As to jigs for boring crankwheels, not a worthwhile thing for one engine - and unsafe in use for perfect positions. My advice, have the wheels set up on a simple mill with DRO and a low tech boring head. No exact aligning of bores is critical, just roughly set up in one axis. Then get zeroed center of mainshaft bore by checking with clock in mill spindle . Then do same in crankpin bore and note position on DRO. You get funny numbers certainly as you did not carefully align in first place. No drama, get out the trigonomy , enter the half stroke as hypotenuse and calculate sides of triangle. So then you can shift final calculated positions for cleaning up the old crank pin bore and have exact hypotenuse and half stroke.
This is to get an exact half stroke datum in the old bore for next step :
When you like to have a minimal taper seat in wheels to go with tapered crank pin you will do this on a lathe , no way with a boring head on mill.
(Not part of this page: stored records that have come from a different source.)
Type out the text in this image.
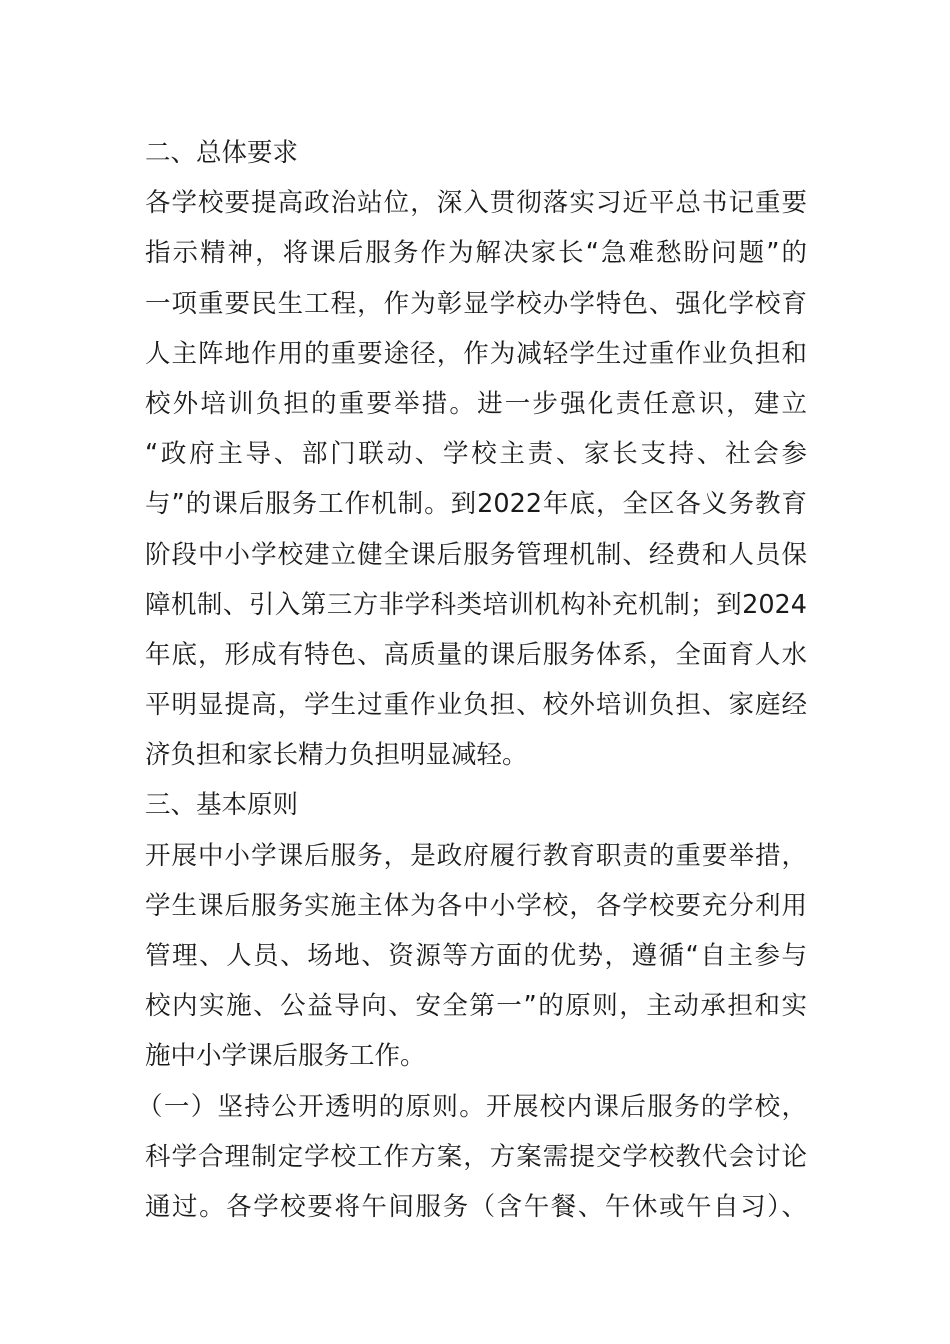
二、总体要求
各学校要提高政治站位，深入贯彻落实习近平总书记重要
指示精神，将课后服务作为解决家长“急难愁盼问题”的
一项重要民生工程，作为彰显学校办学特色、强化学校育
人主阵地作用的重要途径，作为减轻学生过重作业负担和
校外培训负担的重要举措。进一步强化责任意识，建立
“政府主导、部门联动、学校主责、家长支持、社会参
与”的课后服务工作机制。到2022年底，全区各义务教育
阶段中小学校建立健全课后服务管理机制、经费和人员保
障机制、引入第三方非学科类培训机构补充机制；到2024
年底，形成有特色、高质量的课后服务体系，全面育人水
平明显提高，学生过重作业负担、校外培训负担、家庭经
济负担和家长精力负担明显减轻。
三、基本原则
开展中小学课后服务，是政府履行教育职责的重要举措，
学生课后服务实施主体为各中小学校，各学校要充分利用
管理、人员、场地、资源等方面的优势，遵循“自主参与
校内实施、公益导向、安全第一”的原则，主动承担和实
施中小学课后服务工作。
（一）坚持公开透明的原则。开展校内课后服务的学校，
科学合理制定学校工作方案，方案需提交学校教代会讨论
通过。各学校要将午间服务（含午餐、午休或午自习）、
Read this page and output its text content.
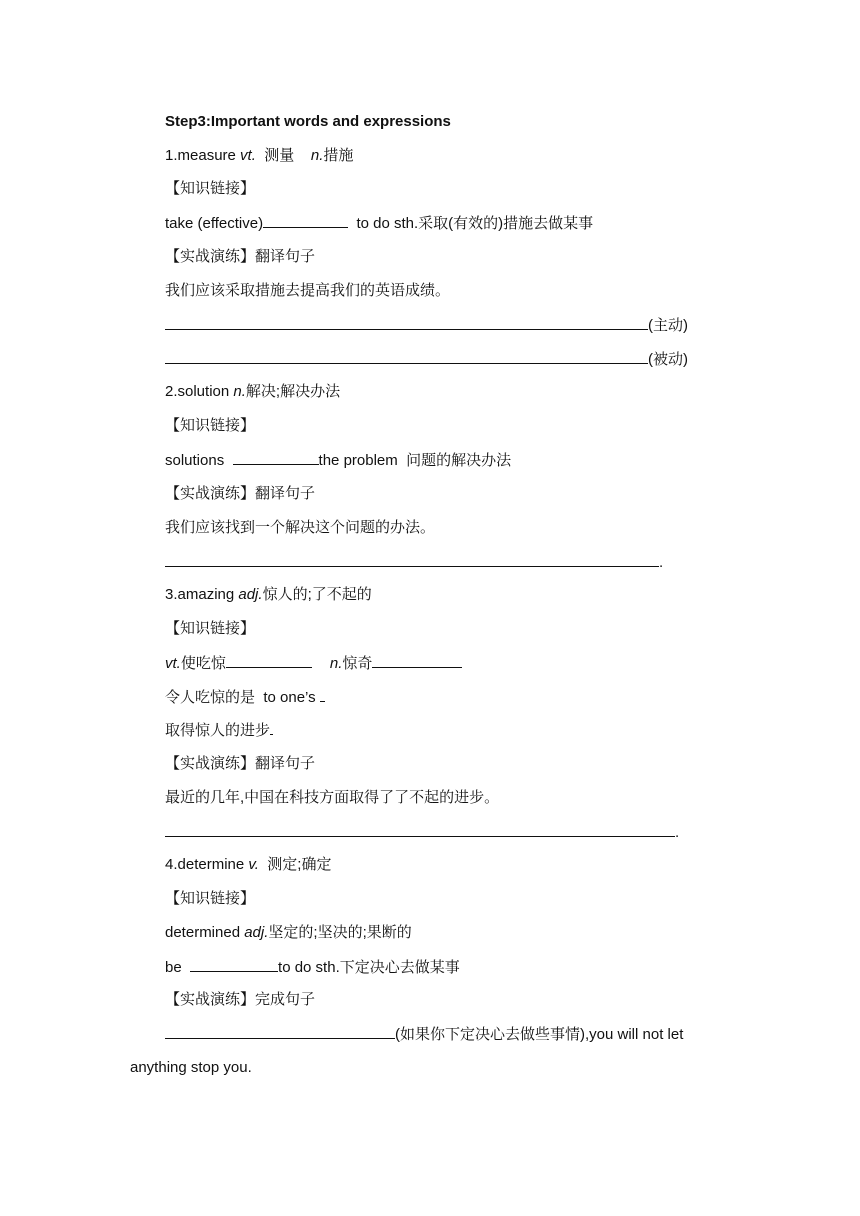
Step3:Important words and expressions
1.measure vt.  测量    n.措施
【知识链接】
take (effective)	to do sth.采取(有效的)措施去做某事
【实战演练】翻译句子
我们应该采取措施去提高我们的英语成绩。
(主动)
(被动)
2.solution n.解决;解决办法
【知识链接】
solutions	the problem  问题的解决办法
【实战演练】翻译句子
我们应该找到一个解决这个问题的办法。
.
3.amazing adj.惊人的;了不起的
【知识链接】
vt.使吃惊	n.惊奇
令人吃惊的是  to one’s
取得惊人的进步
【实战演练】翻译句子
最近的几年,中国在科技方面取得了了不起的进步。
.
4.determine v.  测定;确定
【知识链接】
determined adj.坚定的;坚决的;果断的
be	to do sth.下定决心去做某事
【实战演练】完成句子
(如果你下定决心去做些事情),you will not let
anything stop you.
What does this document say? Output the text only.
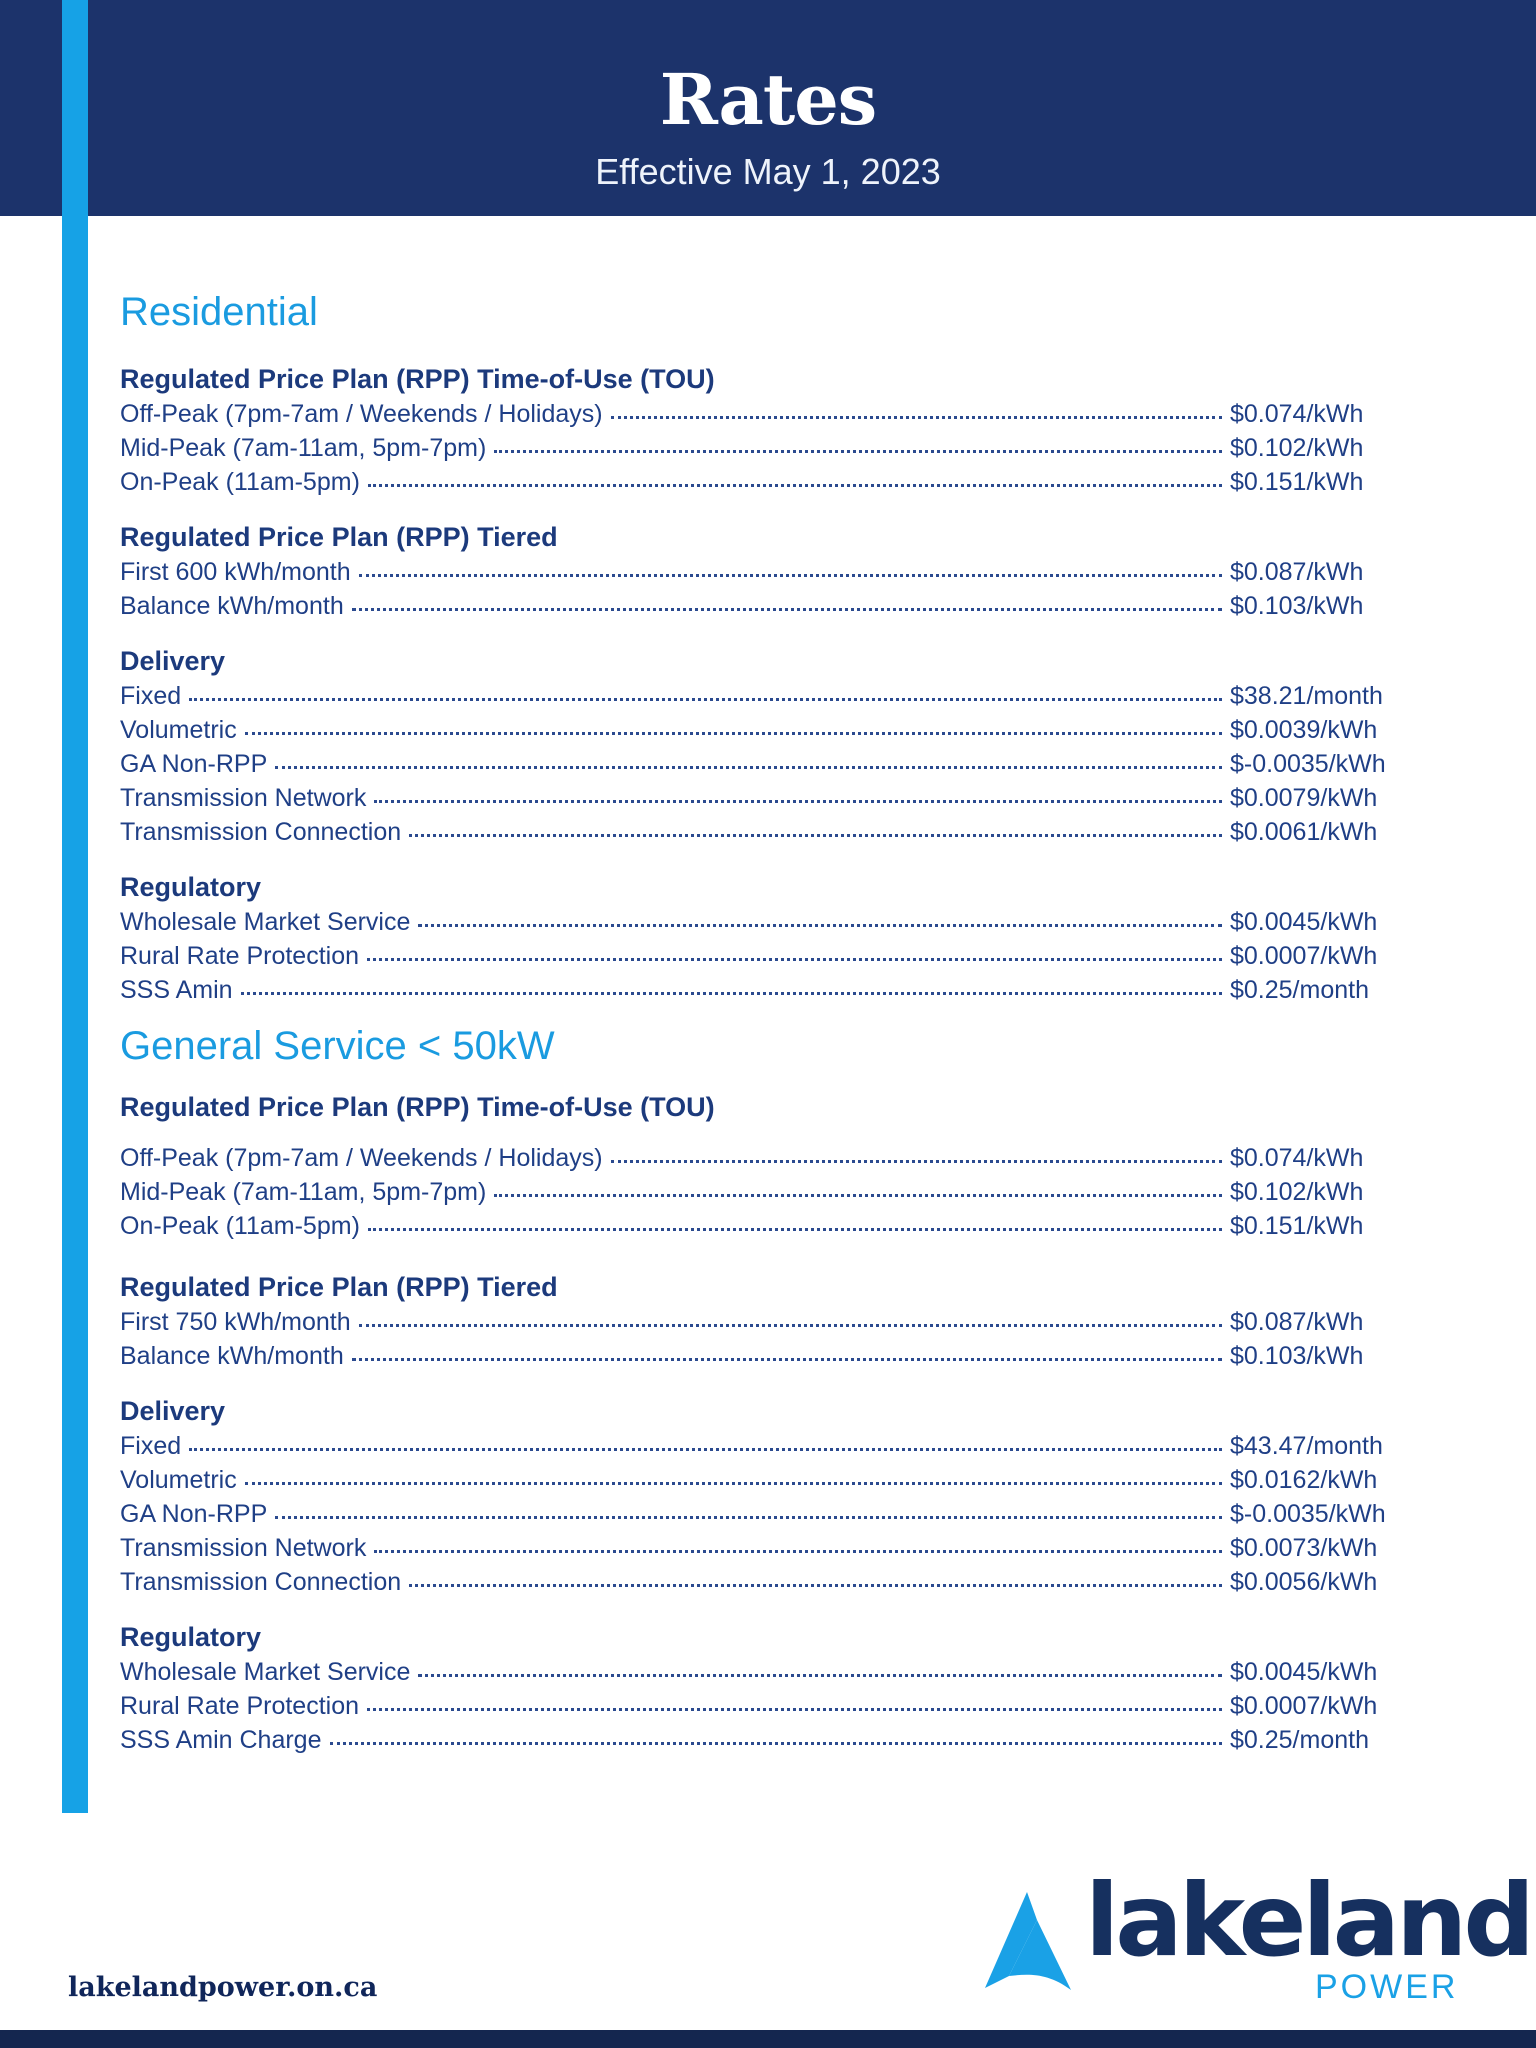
Rates
Effective May 1, 2023
Residential
Regulated Price Plan (RPP) Time-of-Use (TOU)
Off-Peak (7pm-7am / Weekends / Holidays)	$0.074/kWh
Mid-Peak (7am-11am, 5pm-7pm)	$0.102/kWh
On-Peak (11am-5pm)	$0.151/kWh
Regulated Price Plan (RPP) Tiered
First 600 kWh/month	$0.087/kWh
Balance kWh/month	$0.103/kWh
Delivery
Fixed	$38.21/month
Volumetric	$0.0039/kWh
GA Non-RPP	$-0.0035/kWh
Transmission Network	$0.0079/kWh
Transmission Connection	$0.0061/kWh
Regulatory
Wholesale Market Service	$0.0045/kWh
Rural Rate Protection	$0.0007/kWh
SSS Amin	$0.25/month
General Service < 50kW
Regulated Price Plan (RPP) Time-of-Use (TOU)
Off-Peak (7pm-7am / Weekends / Holidays)	$0.074/kWh
Mid-Peak (7am-11am, 5pm-7pm)	$0.102/kWh
On-Peak (11am-5pm)	$0.151/kWh
Regulated Price Plan (RPP) Tiered
First 750 kWh/month	$0.087/kWh
Balance kWh/month	$0.103/kWh
Delivery
Fixed	$43.47/month
Volumetric	$0.0162/kWh
GA Non-RPP	$-0.0035/kWh
Transmission Network	$0.0073/kWh
Transmission Connection	$0.0056/kWh
Regulatory
Wholesale Market Service	$0.0045/kWh
Rural Rate Protection	$0.0007/kWh
SSS Amin Charge	$0.25/month
lakelandpower.on.ca
lakeland
POWER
So bolt the wheel on a base plate on your lathe and center it perfectly with clock on new datum, plus add some counterweights on base plate so the lathe won´t wobble much when finishing the new bore at low speed certainly.
You want a real good finish in the bore , otherwise the microscopic surface mountains in the taper or parallel press fit will get ironed flat in use and the strong fit gets weak. Look at other modern pressed up cranks, crank pin bores will most likely be circular ground , not just milled or turned .
The Vincent crankwebs appear to be medium tensile steel, so high press fits unsuitable then. So when a mod is looked at you could do a real strong job and go for a taper joint with 1 or 2 degrees set on lathe PLUS have the shouldered crankpin sit on the faces of wheels - best joint you can do at all. I did this on a 600 cc Horex single so yes, you can !
The minimal taper will get you good strength from twisting loads - like Morse tools - plus the shoulders will help fight bending loads in the wide crankshaft. To do the machining safely you have a dummy crankpin made with standard thread on so you can do a test and torque down the dummy pin and check the amount of axial gap to shoulder when the crank pin is drawn into the 1-2 degree taper. So you then have a new tapered crankpin made and the lathe crankwheel finish boring can be done to have exact shoulder gap like you tested earlier. For finishing the crankpin bore I got me a hf spindle from China plus VFC for finally have a perfect finish and easy precision grinding of taper fits in combination with shoulders bolted up with nuts as standard.
My photo below shows this bore grinding on base plate. I had a big alu spacer under the crank as mainshaft and wheel is one piece. The grinding wheel in hf spindle is not a grinding stone as I fond them very critical for sudden vibration and wrecking the bore in a second. I turn up an alu wheel in suitable diameter and wrap a strip of abrasive around it with a little help from instant glue . Sounds incredible I know but I swear it works great in through bores with some patience. Once the abrasive gets too blunt it will fly away, no drama, glue a fresh strip on and proceed as before - minimal stress for fitting in fractions of a thou .
Yes, you will spend some Pounds on tooling, hf spindle, DRO and so on, peanuts in Vincent world I say. But alteratives to home equipment for getting anything done in reasonable time will become less and less likely. So best way is upgrading your workshop as much as you can, it pays.